As the interest rates on personal loans in India rise, many borrowers are reconsidering how they borrow money. Some borrowers take short loan tenures, so there is less interest expense. Others are exploring alternatives like gold loans or top-up loans, which typically have less interest expense. Digital platforms that provide comparisons are gaining momentum as they allow borrowers to find competitive opportunities.

Economic and Industry Outlook

The Indian outlook in 2025 is mixed. Although GDP growth remains solid at 6.8% in 2025 (IMF estimates), inflation pressures affect disposable incomes, especially fuel and food prices. The RBI is targeting inflationary issues and pursuing rate hikes, which means personal loan interest rates remain high in India.
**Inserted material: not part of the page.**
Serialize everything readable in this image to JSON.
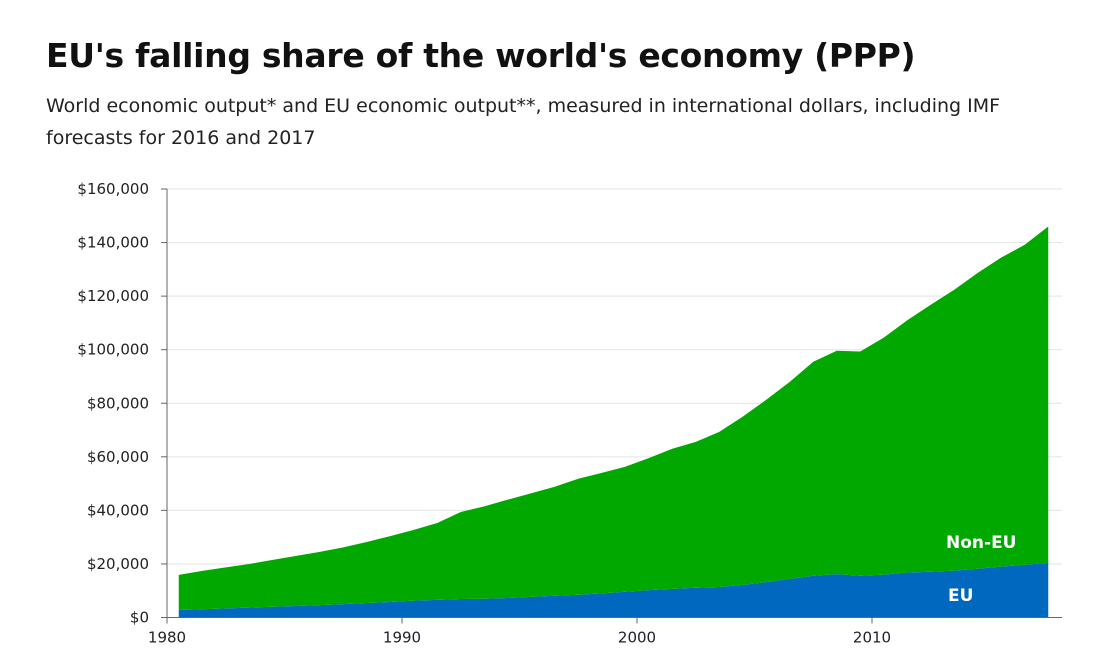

However, many digital platforms that offer loans are also investing in technology, such as AI, that seeks to automate, bypassing traditional methods for assessing and approving loans. And, while some markets fall into predatory lending, stricter regulations remain in force, requiring checks for creditworthiness.

Conclusion

India's rise in personal loan rates shows the economy faces its fair share of challenges. However, when the economy changes, borrowers and their credit health must remain in control when selecting personal loans. Great scrutiny is encouraged to identify options and choose a lender whose terms align with your repayment capacity. As digital lending continues to evolve, using EMI calculators and interest rate comparisons will continue to allow consumers to control the process. By continuing to educate themselves on personal loans, Indian borrowers should be able to manage them efficiently when interest rates rise.

Disclaimer: Speak to a certified financial advisor about all personal loans to help identify if a personal loan will support your financial goals.